7) Ideally, Raja should have arrived at a “ fair price” taking into account multiple factors when he issued those controversial 122 licenses. Even the cost index inflation was inadequate. Ideally, one should have considered the growth in telecom business/users ( the number of users had increased to 280 million in 2008), falling tariff rate, cost of capital, extent of investment, employment opportunities, projected profitability, and unexplored market potential. The truth is that spectrum pricing/ allocation is a complex math as it is an intangible asset with significant hidden monetary value. Governments usually lack the financial engineering skills needed for litigation free fund raising. Giving the telecom minister a virtual license ( pun intended) to determine pricing was always a risky proposition.
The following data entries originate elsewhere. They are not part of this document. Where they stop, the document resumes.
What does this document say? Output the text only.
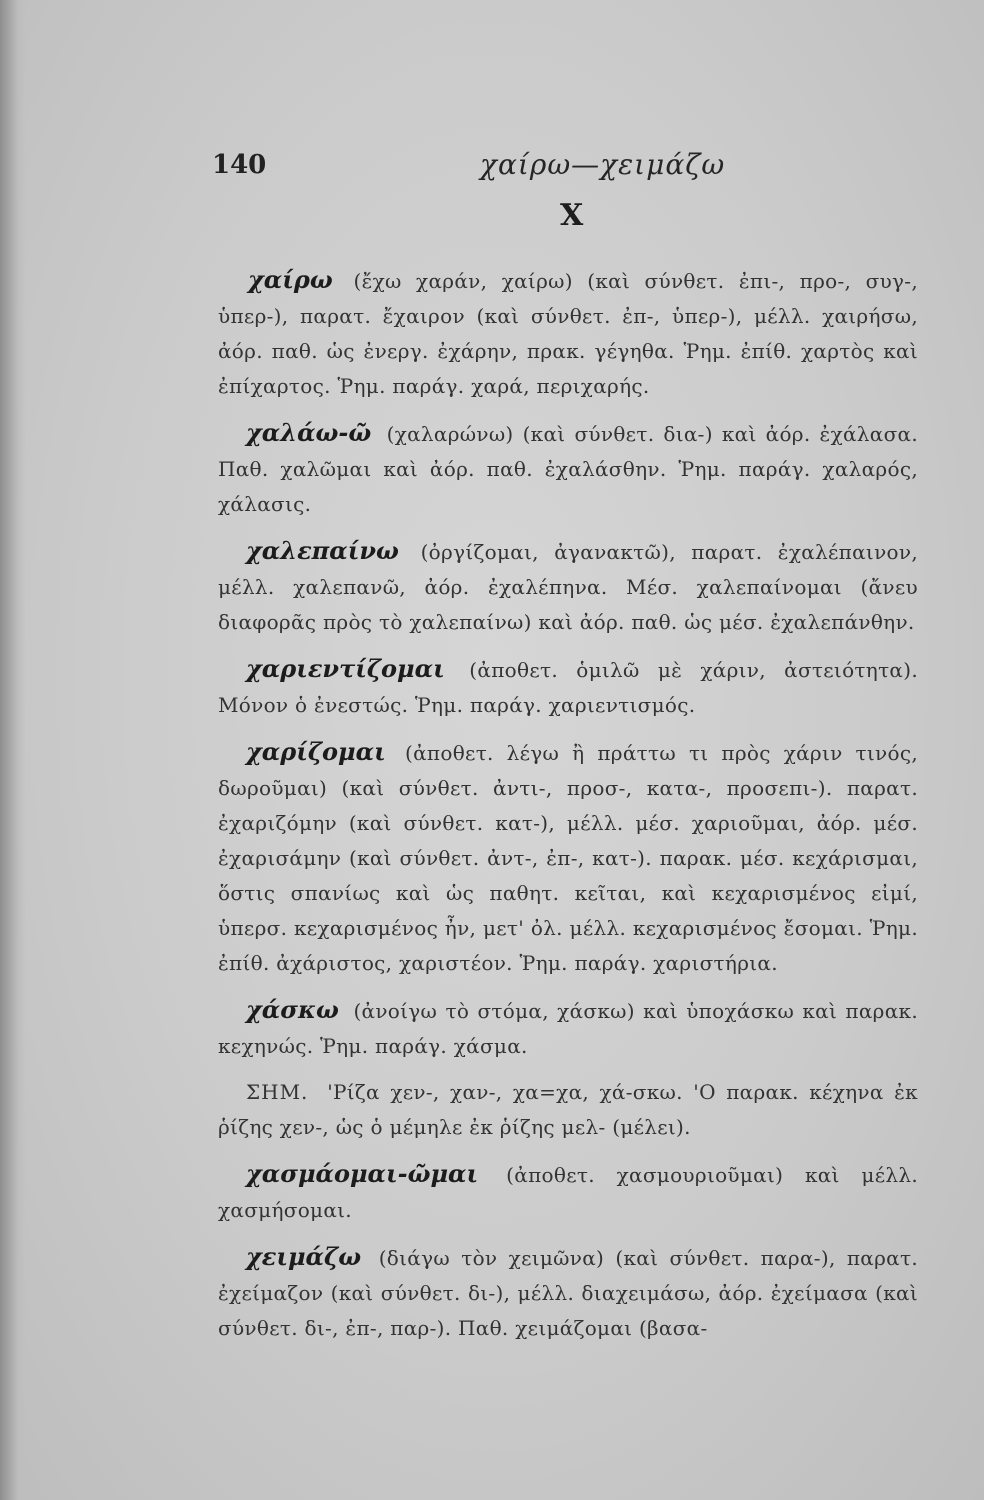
140	χαίρω—χειμάζω
Χ

χαίρω (ἔχω χαράν, χαίρω) (καὶ σύνθετ. ἐπι-, προ-, συγ-, ὑπερ-), παρατ. ἔχαιρον (καὶ σύνθετ. ἐπ-, ὑπερ-), μέλλ. χαιρήσω, ἀόρ. παθ. ὡς ἐνεργ. ἐχάρην, πρακ. γέγηθα. Ῥημ. ἐπίθ. χαρτὸς καὶ ἐπίχαρτος. Ῥημ. παράγ. χαρά, περιχαρής.

χαλάω-ῶ (χαλαρώνω) (καὶ σύνθετ. δια-) καὶ ἀόρ. ἐχάλασα. Παθ. χαλῶμαι καὶ ἀόρ. παθ. ἐχαλάσθην. Ῥημ. παράγ. χαλαρός, χάλασις.

χαλεπαίνω (ὀργίζομαι, ἀγανακτῶ), παρατ. ἐχαλέπαινον, μέλλ. χαλεπανῶ, ἀόρ. ἐχαλέπηνα. Μέσ. χαλεπαίνομαι (ἄνευ διαφορᾶς πρὸς τὸ χαλεπαίνω) καὶ ἀόρ. παθ. ὡς μέσ. ἐχαλεπάνθην.

χαριεντίζομαι (ἀποθετ. ὁμιλῶ μὲ χάριν, ἀστειότητα). Μόνον ὁ ἐνεστώς. Ῥημ. παράγ. χαριεντισμός.

χαρίζομαι (ἀποθετ. λέγω ἢ πράττω τι πρὸς χάριν τινός, δωροῦμαι) (καὶ σύνθετ. ἀντι-, προσ-, κατα-, προσεπι-). παρατ. ἐχαριζόμην (καὶ σύνθετ. κατ-), μέλλ. μέσ. χαριοῦμαι, ἀόρ. μέσ. ἐχαρισάμην (καὶ σύνθετ. ἀντ-, ἐπ-, κατ-). παρακ. μέσ. κεχάρισμαι, ὅστις σπανίως καὶ ὡς παθητ. κεῖται, καὶ κεχαρισμένος εἰμί, ὑπερσ. κεχαρισμένος ἦν, μετ' ὀλ. μέλλ. κεχαρισμένος ἔσομαι. Ῥημ. ἐπίθ. ἀχάριστος, χαριστέον. Ῥημ. παράγ. χαριστήρια.

χάσκω (ἀνοίγω τὸ στόμα, χάσκω) καὶ ὑποχάσκω καὶ παρακ. κεχηνώς. Ῥημ. παράγ. χάσμα.

ΣΗΜ. 'Ρίζα χεν-, χαν-, χα=χα, χά-σκω. 'Ο παρακ. κέχηνα ἐκ ῥίζης χεν-, ὡς ὁ μέμηλε ἐκ ῥίζης μελ- (μέλει).

χασμάομαι-ῶμαι (ἀποθετ. χασμουριοῦμαι) καὶ μέλλ. χασμήσομαι.

χειμάζω (διάγω τὸν χειμῶνα) (καὶ σύνθετ. παρα-), παρατ. ἐχείμαζον (καὶ σύνθετ. δι-), μέλλ. διαχειμάσω, ἀόρ. ἐχείμασα (καὶ σύνθετ. δι-, ἐπ-, παρ-). Παθ. χειμάζομαι (βασα-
8) I think the core focus should be on whether there was a willful criminal conspiracy to manipulate regulations to defraud the exchequer to favor select parties. Because the fact is that whether it was Rs 176000 or Rs 2645 crores it is still not small change. But why did Vinod Rai’s CAG office leak the report before it reached Parliament ? Who authorized it? To use the same argument of the BJP on cash for votes,, who was the real beneficiary of the CAG fissures ? That is where the real story lies. Why was an obstructionist attitude demonstrated towards one of its own key investigators? The BJP may have chuckled with sadistic delight at Kapil Sibal’s zero-loss proposition, but as of now it is Sibal who is perhaps having the last laugh.
The CAG it seems applied too much lotion to a notion to keep it in motion and hurl it into a commotion. It’s not over yet.